Peter Guber has cut himself yet another sweet deal.
As expected (Daily Variety, March 9), the former Sony chief has teamed his Mandalay Entertainment with both Frank Giustra’s Lions Gate Entertainment and Paramount Pictures in a deal that could yield 20 pics over five years.
The three partners announced the pact Monday. As late as last week, Mandalay was flirting with Warner Bros. as a potential home, and prior to that, Universal.
“It was always a question of looking at three companies and trying to find the right fit,” said Guber. “Paramount is the most complementary situation for us.”
Lions Gate subsidiary LG Pictures, headed by president Peter Strauss, has taken a 45% stake in Mandalay for about $75 million.
The other 55% of Mandalay will be owned by Guber, Mandalay vice chairman Paul Schaeffer and president Adam Platnick.
However, Guber will remain the largest overall shareholder in the company.
“It’s an opportunity to go to a new environment,” said Guber, who has been with Sony first as chairman and then producer for about 10 years. “It came down to a combination of economics and emotional dynamics.”
The move will reunite Guber with the studio for which he exec produced the 1983 hit “Flashdance.” It also brings him back together with former Sony exec Jonathan Dolgen, who is now chairman of Viacom Entertainment Group.
The Mandalay exit will leave a hole in the Sony distribution pipeline. Mandalay has six pics due out this year through Sony, including “Wild Things,” “Les Miserables,” “Dance With Me,” “Gloria” with Sharon Stone, the Michelle Pfeiffer starrer “Deep End of the Ocean” and the sequel to Mandalay’s biggest box office hit, “I Still Know What You Did Last Summer.”
As part of the deal, Mandalay will finance its own overhead and development as a “stand-alone” company. LG will contribute a “small portion” of the overhead, per Giustra and Lions Gate investor relations exec Karen Fiseman.

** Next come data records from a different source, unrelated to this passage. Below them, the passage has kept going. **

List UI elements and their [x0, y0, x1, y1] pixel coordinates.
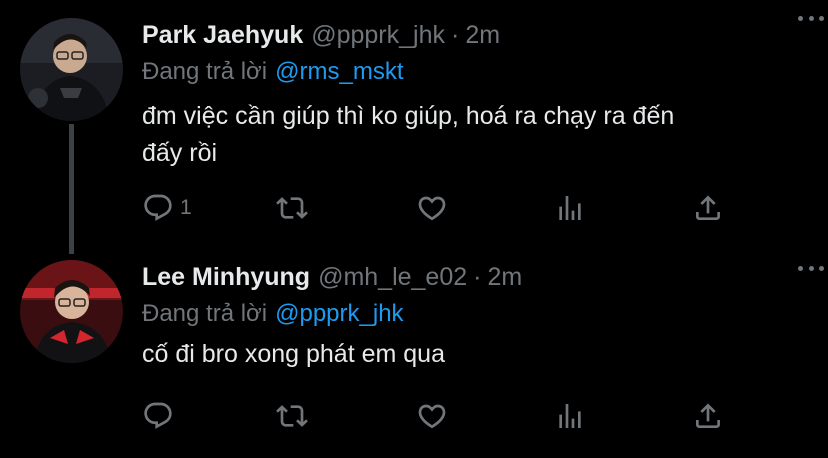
- display-name[interactable]: Lee Minhyung: [142, 263, 310, 292]
- tweet-actions: 1: [142, 190, 742, 226]
- reply-button[interactable]: [142, 398, 180, 434]
- display-name[interactable]: Park Jaehyuk: [142, 21, 303, 50]
- tweet-content: Park Jaehyuk @ppprk_jhk · 2m Đang trả lờ…: [142, 18, 808, 172]
- avatar[interactable]: [20, 18, 123, 121]
- replying-to-label: Đang trả lời: [142, 300, 268, 327]
- share-icon: [696, 195, 720, 220]
- tweet-actions: [142, 398, 742, 434]
- replying-to-line: Đang trả lời @ppprk_jhk: [142, 296, 808, 332]
- reply-icon: [144, 194, 172, 221]
- tweet-text: cố đi bro xong phát em qua: [142, 340, 445, 368]
- avatar[interactable]: [20, 260, 123, 363]
- reply-icon: [144, 402, 172, 429]
- tweet-header: Lee Minhyung @mh_le_e02 · 2m: [142, 260, 808, 294]
- retweet-button[interactable]: [276, 398, 308, 434]
- retweet-icon: [276, 197, 308, 219]
- replying-to-line: Đang trả lời @rms_mskt: [142, 54, 808, 90]
- replying-to-mention[interactable]: @ppprk_jhk: [275, 300, 403, 328]
- tweet[interactable]: Park Jaehyuk @ppprk_jhk · 2m Đang trả lờ…: [0, 0, 828, 254]
- reply-count: 1: [180, 196, 192, 219]
- like-button[interactable]: [416, 190, 448, 226]
- retweet-icon: [276, 405, 308, 427]
- timestamp[interactable]: 2m: [465, 21, 500, 50]
- separator-dot: ·: [451, 20, 460, 49]
- username-handle[interactable]: @ppprk_jhk: [311, 21, 445, 50]
- separator-dot: ·: [473, 262, 482, 291]
- replying-to-mention[interactable]: @rms_mskt: [275, 58, 403, 86]
- retweet-button[interactable]: [276, 190, 308, 226]
- views-button[interactable]: [554, 398, 586, 434]
- timestamp[interactable]: 2m: [487, 263, 522, 292]
- share-button[interactable]: [692, 190, 724, 226]
- thread-connector-line: [69, 124, 74, 254]
- replying-to-label: Đang trả lời: [142, 58, 268, 85]
- tweet-content: Lee Minhyung @mh_le_e02 · 2m Đang trả lờ…: [142, 260, 808, 373]
- tweet-text: đm việc cần giúp thì ko giúp, hoá ra chạ…: [142, 102, 675, 167]
- tweet[interactable]: Lee Minhyung @mh_le_e02 · 2m Đang trả lờ…: [0, 250, 828, 458]
- share-icon: [696, 403, 720, 428]
- tweet-header: Park Jaehyuk @ppprk_jhk · 2m: [142, 18, 808, 52]
- more-options-icon[interactable]: [798, 258, 824, 278]
- reply-button[interactable]: 1: [142, 190, 192, 226]
- like-icon: [418, 196, 446, 221]
- views-icon: [559, 196, 581, 220]
- share-button[interactable]: [692, 398, 724, 434]
- like-button[interactable]: [416, 398, 448, 434]
- views-button[interactable]: [554, 190, 586, 226]
- username-handle[interactable]: @mh_le_e02: [318, 263, 467, 292]
- like-icon: [418, 404, 446, 429]
- more-options-icon[interactable]: [798, 8, 824, 28]
- views-icon: [559, 404, 581, 428]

Paramount will market and distribute Mandalay’s films domestically. A source at Paramount described the deal as “very low risk” to the studio.
Overseas, Mandalay has partners in U.K. (Entertainment Film Distributors), Germany (Neue Constantin), Spain (TriPictures), Italy (Cecchi Gori) and Australia and Greece (Village Roadshow). Moreover, the company is about to strike distribution partnerships in Japan and France.
All other international distribution outside the partner territories will be handled by Paramount, which sources said was “likely” to put the films through UIP.
Per Giustra, “no less than” 90% of each film’s budget would be financed by distribution advances from Paramount and the foreign partners, while “no more than” 10% would come from LG.
Mandalay and the distribution partners will finance the P&A in the partner territories. After they have recouped their investment and P&A costs on each pic, LG will recoup its investment. Further revenues will be split 45% to 55% between LG and Mandalay.
Mandalay will own 100% of the negatives. However, Guber & Co. will not have any gross participation on the pics. Instead, Giustra said, LG can choose to pay the execs their compensation in Lions Gate shares; or, the execs can opt to take their payments in shares.
“That way, we ensure that our interests are aligned,” said Giustra. “It’s a two-way street.”
According to LG, Mandalay’s 20-pic production slate will have a total value of about $800 million. That figure is based on producing 20 pictures with an average budget of $40 million, Lions Gate execs said.
Mandalay’s foreign deals are currently handled by Patrick Wachsberger’s Summit Entertainment. Strauss, who will over see the entire operation on behalf of LG and Lions Gate, is expected to have some sort of input into the foreign arena.
Staffing will remain in place for Mandalay with the production team being headed up by Todd Black, prexy of production. He will be joined, however, by Strauss in developing and producing material.